$2 Billion for Bicycling in Stimulus Package?

blumenauer.jpgEarl Blumenauer. Photo: New York Times

The most tantalizing tidbit in today’s Times profile of Earl Blumenauer comes from fellow cycling Congressman James Oberstar:

With
an eye on the potential stimulus package, cycling advocates "have
compiled a list of $2 billion of projects that can be under
construction in 90 days," Mr. Oberstar said, adding that prospects are
"bright."

We’re putting calls in to
congressional offices to find out more about how this potential funding
would get distributed and what needs to happen to include it in the
recovery package. The list Oberstar mentions may refer to the $3.4
billion in ready-to-go bike and pedestrian projects identified by the Rails-to-Trails Conservancy (click through for their petition).

Meanwhile, the House Republican leadership is making its transportation priorities clear. Here’s Minority Leader John Boehner, quoted in the Hill:

"I think there’s a place for infrastructure, but what kind of
infrastructure? Infrastructure to widen highways, to ease congestion
for American families? Is it to build some buildings that are
necessary?" He stated. "But if we’re talking about beautification
projects, or we’re talking about bike paths, Americans are not going to
look very kindly on this."

Isn’t
this the same GOP that wants to re-establish its fiscally responsible
bona fides? That will be a tall order as long as it’s still the party
of Patrick McHenry
— mocking a cost-effective transportation solution that will help
Americans save money, while supporting exorbitant highway expansions
that commit us to more spending on gas and huge maintenance obligations
down the road.

  • Don’t forget, conservatives tried to derail the New Deal, too. Yet many “beautification” projects completed under the WPA banner, as well as conservation, trail and restoration work done by the Civilian Conservation Corp, are among the nation’s best-loved and longest-lasting reminders of the good that can be done with federal spending.

    As the results of the last two elections clearly indicate, this generation of G.O.P. leadership has already demonstrated they’re politically tone-deaf. They can continue to operate as obstructionists, and risk spending the next 50 years out of power — just as conservatives did after opposing FDR — or they can seek the political middle ground, and stand a chance of re-establishing themselves as a viable political option.

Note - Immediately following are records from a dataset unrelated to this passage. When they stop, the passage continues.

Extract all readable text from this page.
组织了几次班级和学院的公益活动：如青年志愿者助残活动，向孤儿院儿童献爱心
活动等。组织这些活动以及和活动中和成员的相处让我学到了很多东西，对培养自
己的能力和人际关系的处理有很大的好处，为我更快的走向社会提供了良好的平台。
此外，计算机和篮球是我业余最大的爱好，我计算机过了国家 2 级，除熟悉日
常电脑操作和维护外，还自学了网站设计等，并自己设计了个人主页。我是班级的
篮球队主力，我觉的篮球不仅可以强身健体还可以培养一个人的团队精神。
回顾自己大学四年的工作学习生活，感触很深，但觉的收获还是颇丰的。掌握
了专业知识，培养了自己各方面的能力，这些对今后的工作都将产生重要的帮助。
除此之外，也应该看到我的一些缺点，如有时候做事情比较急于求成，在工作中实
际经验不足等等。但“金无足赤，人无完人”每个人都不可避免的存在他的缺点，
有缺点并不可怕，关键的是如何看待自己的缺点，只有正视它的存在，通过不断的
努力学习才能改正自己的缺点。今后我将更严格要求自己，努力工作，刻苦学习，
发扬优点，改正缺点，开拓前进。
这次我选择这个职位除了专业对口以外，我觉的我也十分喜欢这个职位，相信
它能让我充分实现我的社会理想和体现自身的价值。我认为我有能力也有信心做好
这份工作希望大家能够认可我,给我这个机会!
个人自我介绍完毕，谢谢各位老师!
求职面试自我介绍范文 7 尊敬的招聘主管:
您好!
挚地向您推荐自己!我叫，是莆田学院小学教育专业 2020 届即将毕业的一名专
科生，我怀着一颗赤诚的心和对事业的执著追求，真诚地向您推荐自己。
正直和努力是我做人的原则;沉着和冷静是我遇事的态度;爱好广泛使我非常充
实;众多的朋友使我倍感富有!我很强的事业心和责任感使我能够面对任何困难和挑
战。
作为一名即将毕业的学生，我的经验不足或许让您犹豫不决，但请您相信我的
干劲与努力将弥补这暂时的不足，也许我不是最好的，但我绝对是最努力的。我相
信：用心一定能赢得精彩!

  • I’m of 2 minds of rails to trails. on the one hand Railroad ROWs are the perfect places to create Bike Paths. but on the other hand I would like to see a resurgence of the Rail networks of yore. My Family owns a business in an Old Woolen Mill in MA. this is right next to the Abandoned ROW of the Old Boston to New York Air Line which was designed and built as a straight line between Boston and NYC unlike the costal rout that Amtrak runs today. My father said before it stopped running in the 1950s the trip time from Franklin MA to NYC was 3 1/2 hours. The Accela can barely do that today. Now most of it is being converted to Bike trails but wouldn’t it be nice if that route was still rail and put a high speed set on it you could be in NYC in no time

    More info on the Boston NYC Air Line can be found here:
    http://pages.cthome.net/mbartel/ARRhistory.htm

  • Spokker

    I don’t see why you can’t put a bike path next to the right of way. We have to choose between trains and bikes now or something?

  • My house sits eight feet–8′– away from the oldest municipally built rail trail in New England. Twenty five years ago, it was at first thought of as a just a bike path –or a mere rec path.

    Today, so many kids use it bike to school that the city plows it in the winter. They plow it because biking or walking to school is a transportation use–thus worthy of being plowed. This path has made the transformation from Rec to Transportation–as do most paths around here, after a while.

    In fact, there are over 200 rail trail projects within 100 miles of my community of Northampton, MA. The RRs in southern New England were overbuilt by a factor of 3. The Airline RoW falls into this category.

    None of this network will be needed for passenger rail projects. The trolley networks can be rebuilt easily and have more value for short distance travel than any of the former steam RR network.

    Today this network of former steam RR corridors around here connects to where people live, work and play. We are developing the densest network of non motorized off road paths in the U.S. Simply amazing things are underway here.

    Additionally, I’m a realtor with a speical niche. I specialize in the sale of houses next to or near to rail trails and greenways and a few months ago, my practice was featured in the Wall Street Journal. In 2008, I was the top agent at one of the largest firms in Western Mass. The wheels haven’t fallen off RE around here–if you have a niche.